Post-MVP / scheme diagnostic. Use Zombie Objects when a crash feels like use-after-free or a late callback after teardown, but the default trap or EXC_BAD_ACCESS text is too vague to act on.
Source of truth: SignalLab/SignalLab/Shared/LabDomain/LabCatalog.swift (zombieObjectsLab)
How do I turn an unclear memory crash into a direct "you messaged a dead object" diagnosis?
- Crash or trap after a screen, helper, or owner should be gone.
- Often involves notifications, closures, timers, or async completion after
deinit.
Xcode Run → Diagnostics → Zombie Objects (exact label may vary by Xcode version).
| Topic | Use instead |
|---|---|
| Object stays alive after dismiss | Retain Cycle Lab + Memory Graph |
| Main thread frozen | Hang Lab |
| Concurrent unsynchronized access | Thread Sanitizer Lab |
- Open Zombie Objects Lab and tap Run scenario from Xcode. The scenario sends a message to a deallocated Objective-C object.
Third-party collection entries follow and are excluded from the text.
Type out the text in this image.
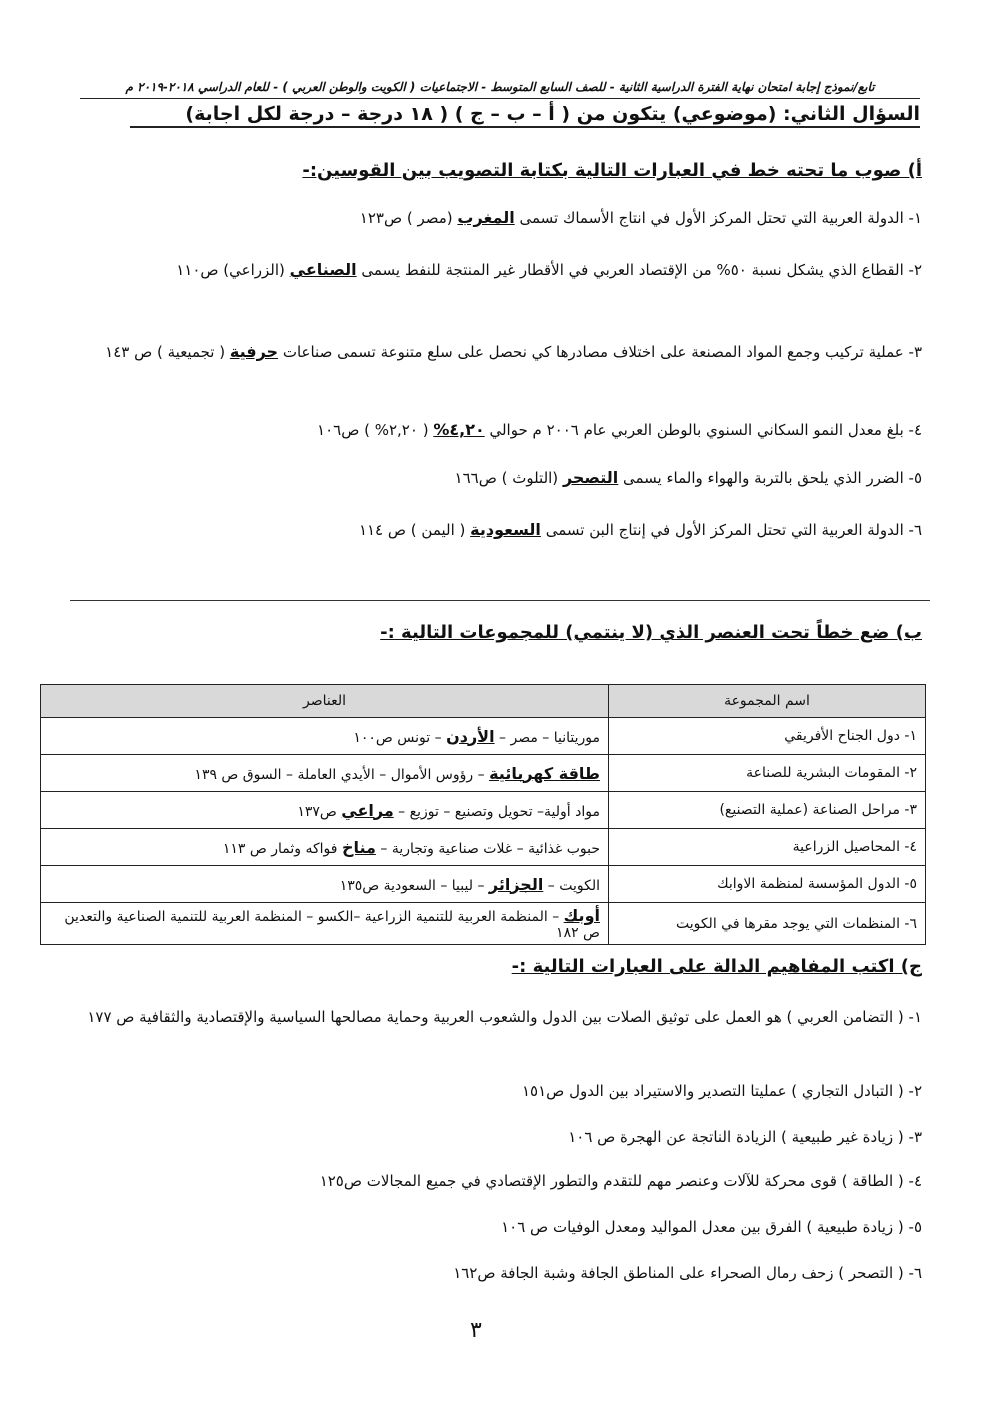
تابع/نموذج إجابة امتحان نهاية الفترة الدراسية الثانية - للصف السابع المتوسط - الاجتماعيات ( الكويت والوطن العربي ) - للعام الدراسي ٢٠١٨-٢٠١٩ م
السؤال الثاني: (موضوعي) يتكون من ( أ – ب – ج ) ( ١٨ درجة – درجة لكل اجابة)
أ) صوب ما تحته خط في العبارات التالية بكتابة التصويب بين القوسين:-
١- الدولة العربية التي تحتل المركز الأول في انتاج الأسماك تسمى المغرب (مصر ) ص١٢٣
٢- القطاع الذي يشكل نسبة ٥٠% من الإقتصاد العربي في الأقطار غير المنتجة للنفط يسمى الصناعي (الزراعي) ص١١٠
٣- عملية تركيب وجمع المواد المصنعة على اختلاف مصادرها كي نحصل على سلع متنوعة تسمى صناعات حرفية ( تجميعية ) ص ١٤٣
٤- بلغ معدل النمو السكاني السنوي بالوطن العربي عام ٢٠٠٦ م حوالي ٤,٢٠% ( ٢,٢٠% ) ص١٠٦
٥- الضرر الذي يلحق بالتربة والهواء والماء يسمى التصحر (التلوث ) ص١٦٦
٦- الدولة العربية التي تحتل المركز الأول في إنتاج البن تسمى السعودية ( اليمن ) ص ١١٤
ب) ضع خطاً تحت العنصر الذي (لا ينتمي) للمجموعات التالية :-
اسم المجموعة	العناصر
١- دول الجناح الأفريقي	موريتانيا – مصر – الأردن – تونس ص١٠٠
٢- المقومات البشرية للصناعة	طاقة كهربائية – رؤوس الأموال – الأيدي العاملة – السوق ص ١٣٩
٣- مراحل الصناعة (عملية التصنيع)	مواد أولية– تحويل وتصنيع – توزيع – مراعي ص١٣٧
٤- المحاصيل الزراعية	حبوب غذائية – غلات صناعية وتجارية – مناخ فواكه وثمار ص ١١٣
٥- الدول المؤسسة لمنظمة الاوابك	الكويت – الجزائر – ليبيا – السعودية ص١٣٥
٦- المنظمات التي يوجد مقرها في الكويت	أوبك – المنظمة العربية للتنمية الزراعية –الكسو – المنظمة العربية للتنمية الصناعية والتعدين ص ١٨٢
ج) اكتب المفاهيم الدالة على العبارات التالية :-
١- ( التضامن العربي ) هو العمل على توثيق الصلات بين الدول والشعوب العربية وحماية مصالحها السياسية والإقتصادية والثقافية ص ١٧٧
٢- ( التبادل التجاري ) عمليتا التصدير والاستيراد بين الدول ص١٥١
٣- ( زيادة غير طبيعية ) الزيادة الناتجة عن الهجرة ص ١٠٦
٤- ( الطاقة ) قوى محركة للآلات وعنصر مهم للتقدم والتطور الإقتصادي في جميع المجالات ص١٢٥
٥- ( زيادة طبيعية ) الفرق بين معدل المواليد ومعدل الوفيات ص ١٠٦
٦- ( التصحر ) زحف رمال الصحراء على المناطق الجافة وشبة الجافة ص١٦٢
٣
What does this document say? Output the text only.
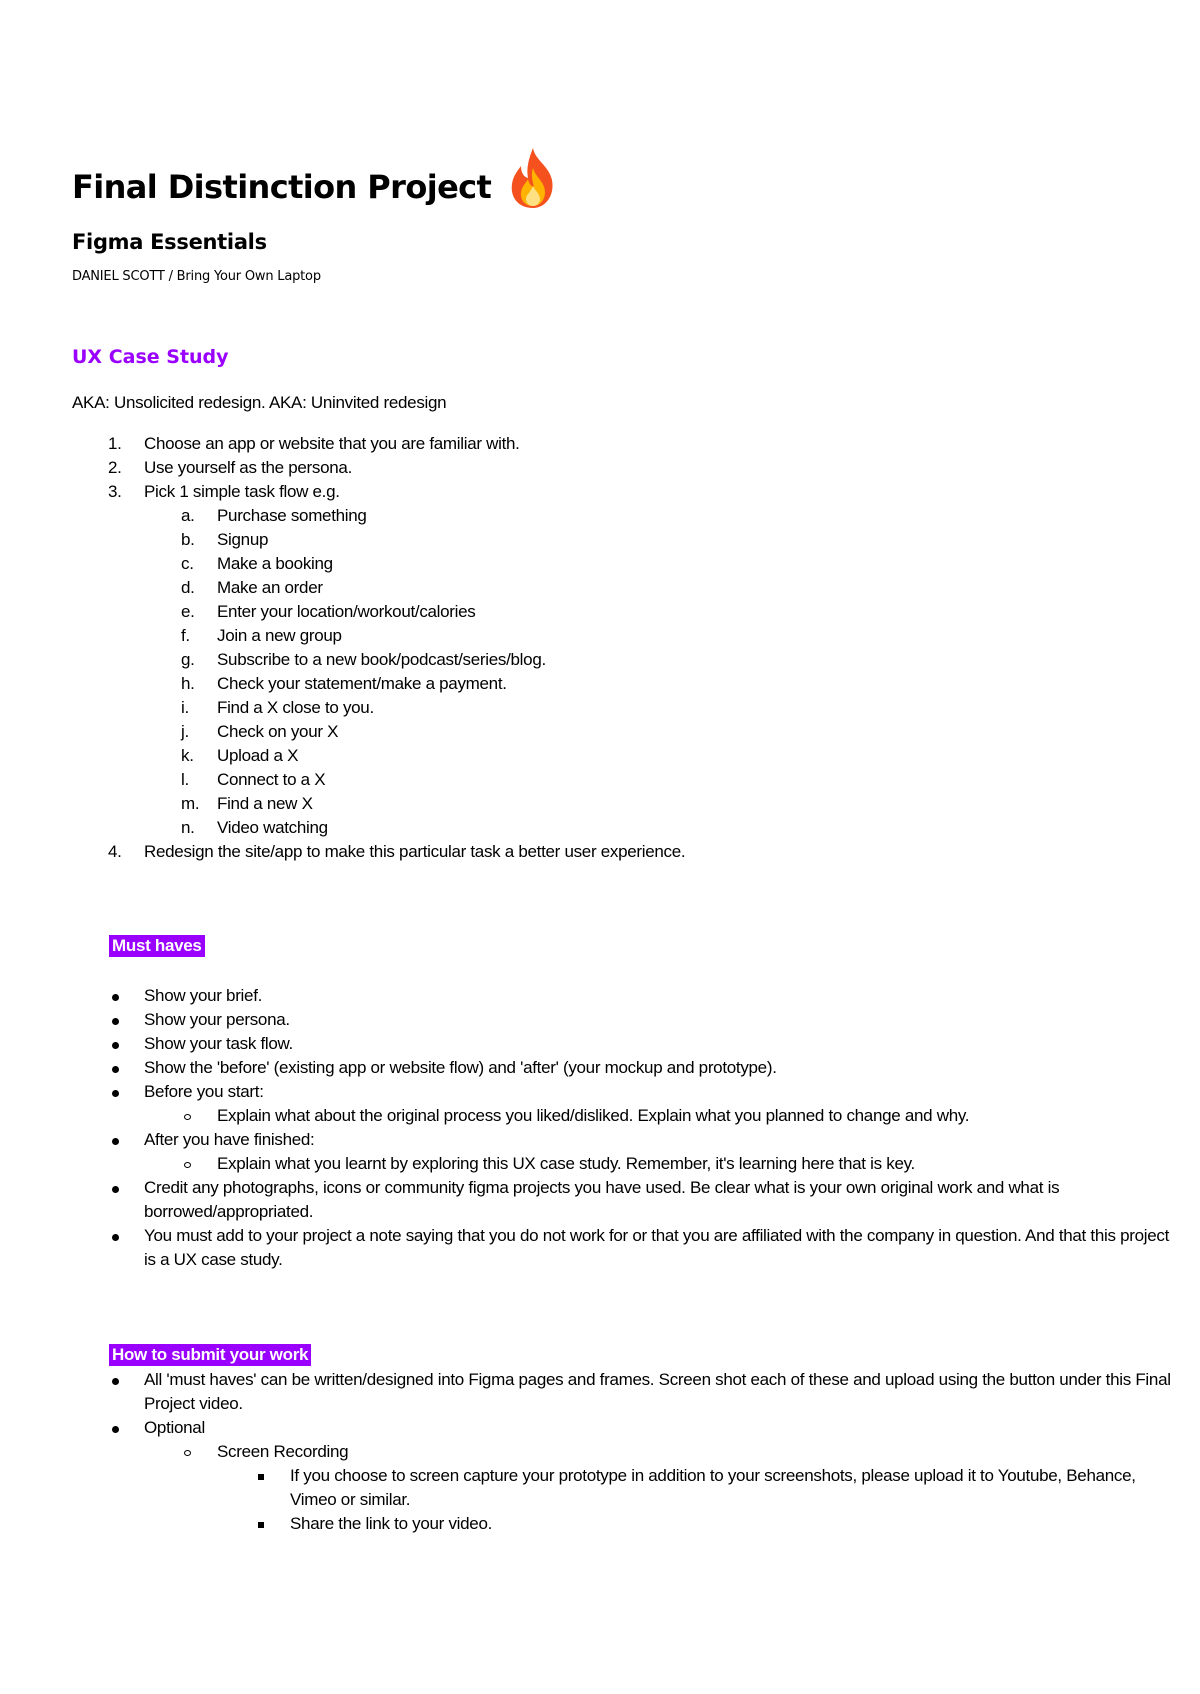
Final Distinction Project
Figma Essentials

DANIEL SCOTT / Bring Your Own Laptop

UX Case Study

AKA: Unsolicited redesign. AKA: Uninvited redesign

1.	Choose an app or website that you are familiar with.
2.	Use yourself as the persona.
3.	Pick 1 simple task flow e.g.
a.	Purchase something
b.	Signup
c.	Make a booking
d.	Make an order
e.	Enter your location/workout/calories
f.	Join a new group
g.	Subscribe to a new book/podcast/series/blog.
h.	Check your statement/make a payment.
i.	Find a X close to you.
j.	Check on your X
k.	Upload a X
l.	Connect to a X
m.	Find a new X
n.	Video watching
4.	Redesign the site/app to make this particular task a better user experience.

Must haves

Show your brief.
Show your persona.
Show your task flow.
Show the 'before' (existing app or website flow) and 'after' (your mockup and prototype).
Before you start:
Explain what about the original process you liked/disliked. Explain what you planned to change and why.
After you have finished:
Explain what you learnt by exploring this UX case study. Remember, it's learning here that is key.
Credit any photographs, icons or community figma projects you have used. Be clear what is your own original work and what is borrowed/appropriated.
You must add to your project a note saying that you do not work for or that you are affiliated with the company in question. And that this project is a UX case study.

How to submit your work

All 'must haves' can be written/designed into Figma pages and frames. Screen shot each of these and upload using the button under this Final Project video.
Optional
Screen Recording
If you choose to screen capture your prototype in addition to your screenshots, please upload it to Youtube, Behance, Vimeo or similar.
Share the link to your video.
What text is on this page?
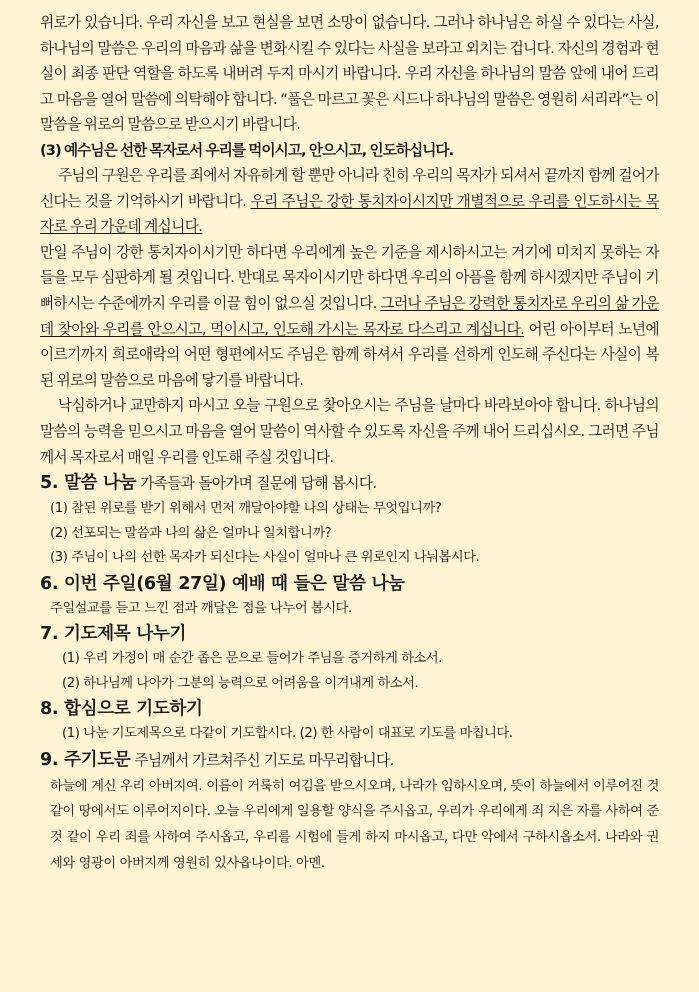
위로가 있습니다. 우리 자신을 보고 현실을 보면 소망이 없습니다. 그러나 하나님은 하실 수 있다는 사실, 하나님의 말씀은 우리의 마음과 삶을 변화시킬 수 있다는 사실을 보라고 외치는 겁니다. 자신의 경험과 현실이 최종 판단 역할을 하도록 내버려 두지 마시기 바랍니다. 우리 자신을 하나님의 말씀 앞에 내어 드리고 마음을 열어 말씀에 의탁해야 합니다. “풀은 마르고 꽃은 시드나 하나님의 말씀은 영원히 서리라”는 이 말씀을 위로의 말씀으로 받으시기 바랍니다.

(3) 예수님은 선한 목자로서 우리를 먹이시고, 안으시고, 인도하십니다.

주님의 구원은 우리를 죄에서 자유하게 할 뿐만 아니라 친히 우리의 목자가 되셔서 끝까지 함께 걸어가신다는 것을 기억하시기 바랍니다. 우리 주님은 강한 통치자이시지만 개별적으로 우리를 인도하시는 목자로 우리 가운데 계십니다.

만일 주님이 강한 통치자이시기만 하다면 우리에게 높은 기준을 제시하시고는 거기에 미치지 못하는 자들을 모두 심판하게 될 것입니다. 반대로 목자이시기만 하다면 우리의 아픔을 함께 하시겠지만 주님이 기뻐하시는 수준에까지 우리를 이끌 힘이 없으실 것입니다. 그러나 주님은 강력한 통치자로 우리의 삶 가운데 찾아와 우리를 안으시고, 먹이시고, 인도해 가시는 목자로 다스리고 계십니다. 어린 아이부터 노년에 이르기까지 희로애락의 어떤 형편에서도 주님은 함께 하셔서 우리를 선하게 인도해 주신다는 사실이 복된 위로의 말씀으로 마음에 닿기를 바랍니다.

낙심하거나 교만하지 마시고 오늘 구원으로 찾아오시는 주님을 날마다 바라보아야 합니다. 하나님의 말씀의 능력을 믿으시고 마음을 열어 말씀이 역사할 수 있도록 자신을 주께 내어 드리십시오. 그러면 주님께서 목자로서 매일 우리를 인도해 주실 것입니다.

5. 말씀 나눔 가족들과 돌아가며 질문에 답해 봅시다.
(1) 참된 위로를 받기 위해서 먼저 깨달아야할 나의 상태는 무엇입니까?
(2) 선포되는 말씀과 나의 삶은 얼마나 일치합니까?
(3) 주님이 나의 선한 목자가 되신다는 사실이 얼마나 큰 위로인지 나눠봅시다.
6. 이번 주일(6월 27일) 예배 때 들은 말씀 나눔
주일설교를 듣고 느낀 점과 깨달은 점을 나누어 봅시다.
7. 기도제목 나누기
(1) 우리 가정이 매 순간 좁은 문으로 들어가 주님을 증거하게 하소서.
(2) 하나님께 나아가 그분의 능력으로 어려움을 이겨내게 하소서.
8. 합심으로 기도하기
(1) 나눈 기도제목으로 다같이 기도합시다. (2) 한 사람이 대표로 기도를 마칩니다.
9. 주기도문 주님께서 가르쳐주신 기도로 마무리합니다.
하늘에 계신 우리 아버지여. 이름이 거룩히 여김을 받으시오며, 나라가 임하시오며, 뜻이 하늘에서 이루어진 것 같이 땅에서도 이루어지이다. 오늘 우리에게 일용할 양식을 주시옵고, 우리가 우리에게 죄 지은 자를 사하여 준 것 같이 우리 죄를 사하여 주시옵고, 우리를 시험에 들게 하지 마시옵고, 다만 악에서 구하시옵소서. 나라와 권세와 영광이 아버지께 영원히 있사옵나이다. 아멘.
Optionally run once without Zombies first to feel the vaguer stop.
- Enable Zombie Objects in Run → Diagnostics, relaunch from Xcode, and tap Run scenario again.
- Read the new diagnostic: class name, zombie wording, or deallocated-instance hint.
- Find the late code path (callback, observer, weak-vs-strong mistake) that ran after release.
- Fix real projects (invalidate,
weak, tear down subscription, extend lifetime intentionally) and disable Zombies when done.
- Zombies enabled for the run that reproduced the bug.
- You can contrast the crash text with Zombies on vs off.
- You can explain why this is not Retain Cycle Lab's "still alive" symptom.